CareScientific: MythBusters

A few former co-workers and friends of mine (Brenda Motheral and Steve Melnick) have formed a new company called CareScientific.  This is a follow-up to Brenda’s paper a few months ago on Disease Management.  You can now go to their site and see more about what they are doing:

  • Custom program evaluation
  • Provide a proprietary algorithm for selecting cost-effective patients for intervention

They also offer a Disease Management (DM) plausability and VBID plausability calculator to help you assess whether the saving you need are rational expectations.

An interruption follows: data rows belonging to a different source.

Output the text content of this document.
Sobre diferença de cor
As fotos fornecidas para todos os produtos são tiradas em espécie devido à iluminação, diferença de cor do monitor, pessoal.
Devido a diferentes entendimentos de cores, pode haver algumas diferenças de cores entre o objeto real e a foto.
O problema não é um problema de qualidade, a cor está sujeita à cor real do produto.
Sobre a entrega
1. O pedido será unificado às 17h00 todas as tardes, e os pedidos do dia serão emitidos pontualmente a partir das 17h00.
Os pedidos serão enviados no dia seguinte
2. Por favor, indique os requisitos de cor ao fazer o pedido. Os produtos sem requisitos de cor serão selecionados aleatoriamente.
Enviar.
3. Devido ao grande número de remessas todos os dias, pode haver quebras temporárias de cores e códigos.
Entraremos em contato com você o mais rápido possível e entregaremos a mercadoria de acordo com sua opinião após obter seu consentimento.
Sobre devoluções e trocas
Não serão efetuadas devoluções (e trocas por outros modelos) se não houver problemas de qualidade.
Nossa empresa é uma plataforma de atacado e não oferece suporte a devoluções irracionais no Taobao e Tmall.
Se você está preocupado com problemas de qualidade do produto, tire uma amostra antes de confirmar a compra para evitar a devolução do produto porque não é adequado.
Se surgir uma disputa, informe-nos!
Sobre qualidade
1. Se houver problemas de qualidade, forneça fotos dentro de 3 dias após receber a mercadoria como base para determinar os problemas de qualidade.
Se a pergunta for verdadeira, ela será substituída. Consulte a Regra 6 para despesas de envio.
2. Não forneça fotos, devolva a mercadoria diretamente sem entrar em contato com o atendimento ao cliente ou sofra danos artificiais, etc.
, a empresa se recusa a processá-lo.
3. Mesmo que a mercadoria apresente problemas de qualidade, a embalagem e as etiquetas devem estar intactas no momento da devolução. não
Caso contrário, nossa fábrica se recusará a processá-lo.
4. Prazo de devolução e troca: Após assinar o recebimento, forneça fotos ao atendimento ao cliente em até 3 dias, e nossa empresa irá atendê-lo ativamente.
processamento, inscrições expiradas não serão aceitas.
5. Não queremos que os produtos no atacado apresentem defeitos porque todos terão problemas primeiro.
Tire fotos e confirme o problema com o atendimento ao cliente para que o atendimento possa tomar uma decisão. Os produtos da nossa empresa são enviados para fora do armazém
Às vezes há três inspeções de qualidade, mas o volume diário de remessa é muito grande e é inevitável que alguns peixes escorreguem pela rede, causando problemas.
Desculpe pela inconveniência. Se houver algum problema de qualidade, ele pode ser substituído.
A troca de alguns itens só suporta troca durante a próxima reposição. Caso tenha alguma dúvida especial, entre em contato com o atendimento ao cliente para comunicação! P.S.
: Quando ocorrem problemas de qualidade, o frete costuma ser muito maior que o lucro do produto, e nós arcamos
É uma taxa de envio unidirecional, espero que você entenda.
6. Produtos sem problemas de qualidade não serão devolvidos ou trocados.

I had a chance to see them officially launch this a few months ago at a conference.  Here were a few of my notes and some of their slides from the event:

  • To reduce healthcare costs, you can look at pricing, disease management, and utilization management.  If you’re looking at DM, you need to focus on outcomes from both a quality and an ROI perspective.
  • The early models for DM were much more multi-disciplinary.
  • In a recent care coordination project, only 1 in 15 people showed a reduction in hospitalization…none showed an ROI.
  • Hewitt says that less than 40% of plan sponsors are satisfied with DM.
  • In 20 CMS studies, not one has shown an improvement in Rx adherence.
  • Most DM savings are simply regression to the mean.
  • Key things to focus on:
    • Behaviors that save money
    • Improving collaboration – where it matters
    • Rigorous evaluation
    • Determine savings plausability
  • There are 3 concentric circles of focus.  At the middle is cost savings then cost-effective and then clinically appropriate.  Most programs are clinically appropriate, but only 20% show cost savings.